Monday, 18 June 2012
Discover the grandeur and enigmatic sounds of the Grand Organ when the world’s most eclectic concert organist, Cameron Carpenter, takes to the stage at the Melbourne Town Hall on July 2.
The musical world of Cameron Carpenter is one where anything is possible. At just 30 years of age, he has redefined the pipe organ as an instrument for modern times.
At this special Solo Organ-ic performance, Carpenter will perform a collection of music that highlights the diversity and magnificence of the Melbourne Town Hall Grand Organ.
Lord Mayor Robert Doyle said the Grand Organ is an outstanding instrument that has played a big part in Melbourne’s musical history.
“The Grand Organ is the largest musical instrument in the southern hemisphere and includes drums, bells and 7849 pipes that range from 13 metres high to a few centimetres.
“It has brought renowned organists and world class recitals and concerts into our city across two centuries. I encourage people to experience the enigmatic sounds of Cameron Carpenter on Melbourne’s much loved Grand Organ,” said the Lord Mayor.
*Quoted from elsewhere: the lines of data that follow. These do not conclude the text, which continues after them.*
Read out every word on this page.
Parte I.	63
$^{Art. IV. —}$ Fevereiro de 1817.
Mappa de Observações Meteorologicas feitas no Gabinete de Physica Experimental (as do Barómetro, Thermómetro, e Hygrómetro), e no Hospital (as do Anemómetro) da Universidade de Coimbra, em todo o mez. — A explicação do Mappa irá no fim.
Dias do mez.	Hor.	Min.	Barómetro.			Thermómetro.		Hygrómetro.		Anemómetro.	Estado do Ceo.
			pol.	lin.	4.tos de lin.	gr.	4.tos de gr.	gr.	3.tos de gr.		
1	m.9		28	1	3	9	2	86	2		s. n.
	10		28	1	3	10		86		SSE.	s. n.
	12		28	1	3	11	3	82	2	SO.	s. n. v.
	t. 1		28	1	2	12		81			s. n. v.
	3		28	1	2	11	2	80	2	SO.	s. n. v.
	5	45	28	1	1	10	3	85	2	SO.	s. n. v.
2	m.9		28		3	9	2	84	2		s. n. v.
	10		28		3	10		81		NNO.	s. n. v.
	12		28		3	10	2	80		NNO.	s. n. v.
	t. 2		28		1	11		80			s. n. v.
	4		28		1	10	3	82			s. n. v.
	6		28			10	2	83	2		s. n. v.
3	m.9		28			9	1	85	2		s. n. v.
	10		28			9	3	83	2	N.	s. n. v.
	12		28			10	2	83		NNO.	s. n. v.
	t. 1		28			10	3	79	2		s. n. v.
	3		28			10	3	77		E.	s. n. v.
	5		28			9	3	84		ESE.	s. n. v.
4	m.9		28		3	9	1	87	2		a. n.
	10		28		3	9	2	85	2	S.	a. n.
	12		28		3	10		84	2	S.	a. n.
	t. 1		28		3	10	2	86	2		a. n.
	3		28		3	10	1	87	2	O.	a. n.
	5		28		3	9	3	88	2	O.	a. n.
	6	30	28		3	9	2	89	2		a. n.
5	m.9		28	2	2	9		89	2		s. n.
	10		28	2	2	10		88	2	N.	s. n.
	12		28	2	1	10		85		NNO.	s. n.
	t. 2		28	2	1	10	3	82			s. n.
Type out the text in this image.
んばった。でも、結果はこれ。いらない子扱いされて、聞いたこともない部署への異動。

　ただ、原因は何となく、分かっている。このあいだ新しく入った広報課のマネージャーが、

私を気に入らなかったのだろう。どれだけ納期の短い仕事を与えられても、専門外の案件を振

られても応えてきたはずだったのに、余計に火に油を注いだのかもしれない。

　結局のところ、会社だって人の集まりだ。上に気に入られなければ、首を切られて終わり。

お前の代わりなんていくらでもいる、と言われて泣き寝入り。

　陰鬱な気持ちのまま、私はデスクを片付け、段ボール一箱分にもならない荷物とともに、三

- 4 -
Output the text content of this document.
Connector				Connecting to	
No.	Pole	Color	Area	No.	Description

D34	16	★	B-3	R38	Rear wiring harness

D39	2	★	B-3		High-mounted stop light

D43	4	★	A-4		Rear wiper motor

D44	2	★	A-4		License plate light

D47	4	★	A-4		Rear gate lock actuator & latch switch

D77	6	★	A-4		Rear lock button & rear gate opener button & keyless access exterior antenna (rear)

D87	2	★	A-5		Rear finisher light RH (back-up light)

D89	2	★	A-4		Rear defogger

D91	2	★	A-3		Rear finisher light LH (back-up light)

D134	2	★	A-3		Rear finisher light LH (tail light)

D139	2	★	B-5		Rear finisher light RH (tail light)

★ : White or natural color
A dazzling showman, Carpenter performs the works of the organ repertoire by creating unique compositions and expanding the organs usual sounds into robust pop and rock and roll.
Melburnian’s have the chance to catch Carpenter in this one off Solo Organ-ic performance, presented by the City of Melbourne.
Venue: Melbourne Town Hall, Corner Swanston and Collins Street, Melbourne
Date: 2 July 2012
Time: 7pm – 9.30pm
Cost: A Reserve $31.50 - $40, B Reserve $21 - $28. Earlybird specials until 25 May. Discounts apply for groups of 8 or more. Tickets available from Ticketmaster. www.ticketmaster.com.au
Contact: 03 9658 9658
About Cameron Carpenter
Cameron Carpenter has quickly developed from being an insider tip to one of the most sought-after organists of our time. He revolutionises and modernises the perception of the instrument like no other organist before him. Born in 1981 in Pennsylvania, USA, Carpenter attended the Juilliard School in New York City where he continued his composing studies. Whether original compositions, transcriptions, film music or the great works of the traditional organ repertoire: Carpenters approach captivates, amazes and has led many instruments to reach the limits of their technical capabilities.
About The Grand Organ
There have been two permanent Grand Organs installed in the Town Hall since 1872. The original was extensively rebuilt in 1905. The second organ was installed in 1929 following the Town Hall fire of 1925. The Heritage Victoria-listed 1929 façade is made of rich-grained Queensland maple with coin-bronze grilles. It took $4.5 million dollars from 1996 to 2001 to restore and enhance the Grand Organ. It is now broadly recognised as one of the world’s finest organs and includes 9592 pipes that range from 13 metres high to a few centimetres. It uses ninety thousand cubic feet of air every minute and can produce anything from a delicate whistle to deafening thunder.